= Mark Kilgard =

American computer programmer

Mark J. Kilgard is a graphics software engineer working at Nvidia.

Prior to joining Nvidia, Mark Kilgard worked at Compaq and Silicon Graphics. While at Silicon Graphics, he authored the OpenGL Utility Toolkit, better known as GLUT, to make it easy to write OpenGL-based 3D examples and demos. The primary reason for this was the lack of a windowing and input API with OpenGL using GLX.

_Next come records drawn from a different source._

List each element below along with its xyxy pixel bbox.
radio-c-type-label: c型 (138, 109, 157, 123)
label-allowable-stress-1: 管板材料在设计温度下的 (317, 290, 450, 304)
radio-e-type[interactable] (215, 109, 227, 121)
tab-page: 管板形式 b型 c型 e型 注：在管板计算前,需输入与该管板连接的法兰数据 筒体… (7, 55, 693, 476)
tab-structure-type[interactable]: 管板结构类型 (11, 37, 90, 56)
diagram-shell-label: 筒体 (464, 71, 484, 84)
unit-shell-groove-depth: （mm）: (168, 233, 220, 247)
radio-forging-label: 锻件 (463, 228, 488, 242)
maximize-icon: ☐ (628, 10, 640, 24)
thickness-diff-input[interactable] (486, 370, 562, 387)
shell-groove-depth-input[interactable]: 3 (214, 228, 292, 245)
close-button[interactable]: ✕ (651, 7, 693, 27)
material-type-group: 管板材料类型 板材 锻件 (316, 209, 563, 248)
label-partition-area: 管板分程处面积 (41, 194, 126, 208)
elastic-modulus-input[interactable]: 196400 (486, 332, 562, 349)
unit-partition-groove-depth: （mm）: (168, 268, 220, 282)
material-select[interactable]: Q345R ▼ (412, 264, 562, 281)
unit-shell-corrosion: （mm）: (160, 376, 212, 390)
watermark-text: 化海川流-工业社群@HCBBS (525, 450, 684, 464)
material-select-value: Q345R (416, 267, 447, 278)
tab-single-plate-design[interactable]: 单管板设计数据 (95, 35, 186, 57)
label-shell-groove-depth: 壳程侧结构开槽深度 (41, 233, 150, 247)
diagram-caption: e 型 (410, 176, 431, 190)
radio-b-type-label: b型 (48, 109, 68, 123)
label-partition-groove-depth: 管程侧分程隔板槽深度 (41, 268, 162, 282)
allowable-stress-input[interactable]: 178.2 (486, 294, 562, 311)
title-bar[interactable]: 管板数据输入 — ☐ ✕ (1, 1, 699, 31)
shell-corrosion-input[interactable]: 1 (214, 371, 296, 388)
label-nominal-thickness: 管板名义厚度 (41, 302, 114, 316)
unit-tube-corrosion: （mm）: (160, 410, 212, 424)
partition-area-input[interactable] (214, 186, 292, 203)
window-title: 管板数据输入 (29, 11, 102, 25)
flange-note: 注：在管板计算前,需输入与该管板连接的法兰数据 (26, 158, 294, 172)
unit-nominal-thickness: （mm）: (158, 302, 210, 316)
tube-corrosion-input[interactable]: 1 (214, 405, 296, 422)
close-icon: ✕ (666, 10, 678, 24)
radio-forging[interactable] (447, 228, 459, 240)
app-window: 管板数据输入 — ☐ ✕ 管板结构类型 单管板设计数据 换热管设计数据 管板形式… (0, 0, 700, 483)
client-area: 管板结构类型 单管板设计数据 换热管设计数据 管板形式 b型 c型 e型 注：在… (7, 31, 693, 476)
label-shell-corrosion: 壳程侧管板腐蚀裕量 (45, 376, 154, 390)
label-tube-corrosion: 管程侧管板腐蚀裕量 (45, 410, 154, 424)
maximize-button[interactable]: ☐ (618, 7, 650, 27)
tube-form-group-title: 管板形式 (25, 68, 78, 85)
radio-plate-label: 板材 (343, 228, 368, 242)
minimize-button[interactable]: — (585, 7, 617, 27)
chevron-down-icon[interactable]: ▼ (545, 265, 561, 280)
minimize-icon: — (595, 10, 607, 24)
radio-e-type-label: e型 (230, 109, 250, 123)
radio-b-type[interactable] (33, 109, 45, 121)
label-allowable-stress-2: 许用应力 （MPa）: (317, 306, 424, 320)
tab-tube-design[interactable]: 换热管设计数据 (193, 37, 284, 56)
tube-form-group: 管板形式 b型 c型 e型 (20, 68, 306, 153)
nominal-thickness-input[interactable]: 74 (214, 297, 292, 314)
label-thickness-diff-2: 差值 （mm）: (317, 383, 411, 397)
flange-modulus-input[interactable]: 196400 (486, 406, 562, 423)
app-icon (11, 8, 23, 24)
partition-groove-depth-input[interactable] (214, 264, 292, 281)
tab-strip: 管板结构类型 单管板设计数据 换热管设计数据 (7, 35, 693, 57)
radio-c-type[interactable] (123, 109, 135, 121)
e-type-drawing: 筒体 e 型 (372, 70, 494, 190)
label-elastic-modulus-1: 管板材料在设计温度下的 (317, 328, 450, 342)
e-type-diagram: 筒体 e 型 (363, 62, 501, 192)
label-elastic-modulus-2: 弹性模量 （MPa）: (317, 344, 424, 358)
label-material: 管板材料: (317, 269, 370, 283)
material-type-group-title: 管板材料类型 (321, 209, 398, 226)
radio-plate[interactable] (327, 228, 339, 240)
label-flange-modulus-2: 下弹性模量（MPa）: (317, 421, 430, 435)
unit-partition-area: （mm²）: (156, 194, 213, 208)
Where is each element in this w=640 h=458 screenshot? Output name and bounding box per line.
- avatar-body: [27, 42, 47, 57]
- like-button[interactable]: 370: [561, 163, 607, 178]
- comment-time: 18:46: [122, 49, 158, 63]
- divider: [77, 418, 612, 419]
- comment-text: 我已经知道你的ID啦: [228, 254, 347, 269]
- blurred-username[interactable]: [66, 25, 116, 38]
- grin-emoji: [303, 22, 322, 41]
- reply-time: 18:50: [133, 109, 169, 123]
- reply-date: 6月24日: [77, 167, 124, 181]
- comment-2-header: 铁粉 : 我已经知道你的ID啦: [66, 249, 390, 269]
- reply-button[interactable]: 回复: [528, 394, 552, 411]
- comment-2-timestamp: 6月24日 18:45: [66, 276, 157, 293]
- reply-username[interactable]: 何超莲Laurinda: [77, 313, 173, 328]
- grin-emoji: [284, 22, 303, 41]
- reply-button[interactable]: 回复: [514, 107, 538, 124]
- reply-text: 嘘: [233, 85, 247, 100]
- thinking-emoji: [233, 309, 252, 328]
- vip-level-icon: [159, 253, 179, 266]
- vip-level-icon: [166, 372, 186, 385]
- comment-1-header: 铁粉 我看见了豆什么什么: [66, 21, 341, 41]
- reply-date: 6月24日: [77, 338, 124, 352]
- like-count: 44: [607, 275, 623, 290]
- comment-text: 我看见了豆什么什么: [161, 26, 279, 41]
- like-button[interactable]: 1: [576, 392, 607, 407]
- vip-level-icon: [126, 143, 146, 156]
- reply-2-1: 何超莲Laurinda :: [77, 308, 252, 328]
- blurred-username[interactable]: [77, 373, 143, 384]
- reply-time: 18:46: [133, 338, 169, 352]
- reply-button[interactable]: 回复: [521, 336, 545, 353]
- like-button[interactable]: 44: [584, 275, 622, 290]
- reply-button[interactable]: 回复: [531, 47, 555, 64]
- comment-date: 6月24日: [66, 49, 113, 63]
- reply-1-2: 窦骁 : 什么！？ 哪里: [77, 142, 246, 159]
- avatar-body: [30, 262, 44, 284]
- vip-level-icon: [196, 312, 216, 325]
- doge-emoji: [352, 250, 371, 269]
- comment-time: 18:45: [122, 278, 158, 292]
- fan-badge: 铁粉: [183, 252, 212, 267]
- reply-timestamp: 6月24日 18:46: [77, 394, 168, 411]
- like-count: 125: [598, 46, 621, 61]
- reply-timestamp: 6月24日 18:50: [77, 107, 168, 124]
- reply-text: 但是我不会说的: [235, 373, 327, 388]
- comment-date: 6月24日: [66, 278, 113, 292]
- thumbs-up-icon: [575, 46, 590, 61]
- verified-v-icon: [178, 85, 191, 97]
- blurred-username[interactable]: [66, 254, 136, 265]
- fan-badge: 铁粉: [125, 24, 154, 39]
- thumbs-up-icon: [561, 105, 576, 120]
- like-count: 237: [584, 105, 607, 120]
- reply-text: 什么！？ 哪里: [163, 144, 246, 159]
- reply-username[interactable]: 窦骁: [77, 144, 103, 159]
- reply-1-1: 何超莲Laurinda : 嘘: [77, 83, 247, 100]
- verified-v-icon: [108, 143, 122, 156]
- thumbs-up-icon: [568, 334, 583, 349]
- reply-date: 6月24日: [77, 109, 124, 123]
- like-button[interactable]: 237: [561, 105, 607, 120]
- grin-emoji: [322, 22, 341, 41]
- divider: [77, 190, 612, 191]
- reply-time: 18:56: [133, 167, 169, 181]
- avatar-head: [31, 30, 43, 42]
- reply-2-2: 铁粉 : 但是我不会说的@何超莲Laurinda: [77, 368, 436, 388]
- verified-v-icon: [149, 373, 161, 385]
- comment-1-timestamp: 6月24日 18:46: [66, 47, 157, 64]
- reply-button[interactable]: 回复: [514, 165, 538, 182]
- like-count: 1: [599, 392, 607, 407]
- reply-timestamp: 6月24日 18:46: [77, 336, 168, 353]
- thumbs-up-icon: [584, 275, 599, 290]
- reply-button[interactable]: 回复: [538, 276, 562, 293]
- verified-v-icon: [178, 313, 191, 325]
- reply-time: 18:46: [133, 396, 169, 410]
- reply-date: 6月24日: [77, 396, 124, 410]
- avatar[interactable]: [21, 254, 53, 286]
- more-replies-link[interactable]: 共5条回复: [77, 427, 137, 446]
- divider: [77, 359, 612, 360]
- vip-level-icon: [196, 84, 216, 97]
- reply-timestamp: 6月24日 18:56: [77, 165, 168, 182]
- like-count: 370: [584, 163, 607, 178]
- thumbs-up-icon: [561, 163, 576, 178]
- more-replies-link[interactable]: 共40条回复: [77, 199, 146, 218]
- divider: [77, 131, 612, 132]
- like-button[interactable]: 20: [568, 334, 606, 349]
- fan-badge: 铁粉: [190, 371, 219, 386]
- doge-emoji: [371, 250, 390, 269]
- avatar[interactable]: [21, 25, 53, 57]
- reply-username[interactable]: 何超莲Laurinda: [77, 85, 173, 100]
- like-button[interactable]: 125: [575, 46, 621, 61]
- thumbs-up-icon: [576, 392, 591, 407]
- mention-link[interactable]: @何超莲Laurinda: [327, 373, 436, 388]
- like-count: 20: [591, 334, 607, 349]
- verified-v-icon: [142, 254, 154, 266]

A montage of four OpenGL technical demos disseminated in 1997 with source code by Mark Kilgard

Mark Kilgard wrote and released many OpenGL technical sample programs during the pushback against Microsoft's competitive FUD against the API, and his GLUT toolkit (ported to Windows by Nate Robins) allowed these examples to run cross platform on Windows PC systems as well as SGI workstations.

At Nvidia, Mark Kilgard has helped design important parts of 3D graphics APIs. He has written key whitepapers, including "Cg in Two Pages". He is the lead author of the NV path rendering extension—a GPU-accelerated method for rendering vector graphics.

Kilgard graduated from Rice University. He has written two books: OpenGL for the X Window System (1996), and The Cg Tutorial (2003), co-authored with Randima Fernando.